Thursday, May 17, 2007

Hell has frozen over

Friday, April 13, 2007

Hell has frozen over

Why do you say that, Jillian? What unthinkable thing could possibly have occured?

Well, I'll tell you: the homeless in the 'hood actually complimented me on my attire today. I had a number of theories as to why they took such exception to my gear. Maybe they just hate bright colors, because their world is so dim. Perhaps they're color blind and, while they know I've got something eyeball-searing on, they cannot appreciated personally and are very bitter. Maybe they just don't like black people (like me), or maybe they just don't like me. Any number of possibilities for why these dudes are so fucking shitty to me all the goddamn time but, today, I got a definitive answer from the homeless' mouths.

A brief backstory: I was dressed this afternoon in a wholly different fashion than I normally opt for, ie a business suit. Not that unusual, per se, although my business suits tend to run towards bright colors as well or weird shapes (think sci-fi villain). I had an important meeting today, so I dug out a terribly conventional dark green pantsuit and paired it with black pumps and a black sweater. Conservative was the order of the day; hell, I was even wearing a watch (something I never do). This ensemble didn't look bad, of course, as I myself am mostly incapable of looking bad. It just looked boring, very very boring.

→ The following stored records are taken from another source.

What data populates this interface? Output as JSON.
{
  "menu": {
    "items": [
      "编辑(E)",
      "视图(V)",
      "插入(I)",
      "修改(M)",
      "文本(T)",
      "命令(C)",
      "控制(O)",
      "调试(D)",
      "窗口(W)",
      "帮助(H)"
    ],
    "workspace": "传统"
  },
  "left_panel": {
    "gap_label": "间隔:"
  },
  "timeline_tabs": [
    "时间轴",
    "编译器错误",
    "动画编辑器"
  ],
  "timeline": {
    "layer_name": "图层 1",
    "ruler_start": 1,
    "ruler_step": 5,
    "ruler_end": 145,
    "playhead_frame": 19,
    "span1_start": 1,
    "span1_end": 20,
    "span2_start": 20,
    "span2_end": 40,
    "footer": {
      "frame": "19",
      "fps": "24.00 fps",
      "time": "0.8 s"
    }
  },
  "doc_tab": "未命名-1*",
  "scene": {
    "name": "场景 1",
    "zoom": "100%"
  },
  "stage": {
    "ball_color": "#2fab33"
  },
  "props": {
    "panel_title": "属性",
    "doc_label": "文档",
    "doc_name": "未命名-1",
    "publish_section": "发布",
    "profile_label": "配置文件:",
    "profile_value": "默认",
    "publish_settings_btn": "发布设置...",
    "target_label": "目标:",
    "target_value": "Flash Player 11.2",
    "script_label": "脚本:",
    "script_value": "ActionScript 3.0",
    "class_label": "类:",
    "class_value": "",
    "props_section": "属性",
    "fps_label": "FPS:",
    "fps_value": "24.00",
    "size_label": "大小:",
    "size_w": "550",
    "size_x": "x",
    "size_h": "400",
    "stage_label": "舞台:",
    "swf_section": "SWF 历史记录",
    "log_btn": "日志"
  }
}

Naturally, I go to the effort of dressing as blandly as possible and the homeless go nuts over it. Moreover, they seemed rather shocked to see me dressing this way, as was evidenced in their comments: "Wow, you actually look nice today!". Jerks. I certainly didn't want to pass up a golden opportunity, so I took my chance and asked "So I don't normally look nice?"

THE VERDICT: The reply to my above query was thus: "You're a pretty girl, but you always look so damn weird." Trendy, I can be accused of. Slightly goth-rock, sure. Actual weird, however, I only really trot out a few times a year and it's certainly not even close to the average ordinary gear I throw on to grab a paper at the Fruteria. I guess the homeless are just terribly conservative in their clothing preferences. Awfully strange for a bunch of folks that typically smell like urine.


Everybody's a fucking critic,
J

2 comments:

Craig Gernhardt said...

Are you sure Bridget is your sister?

Anonymous said...

What the fuck is that supposed to mean, mystery man?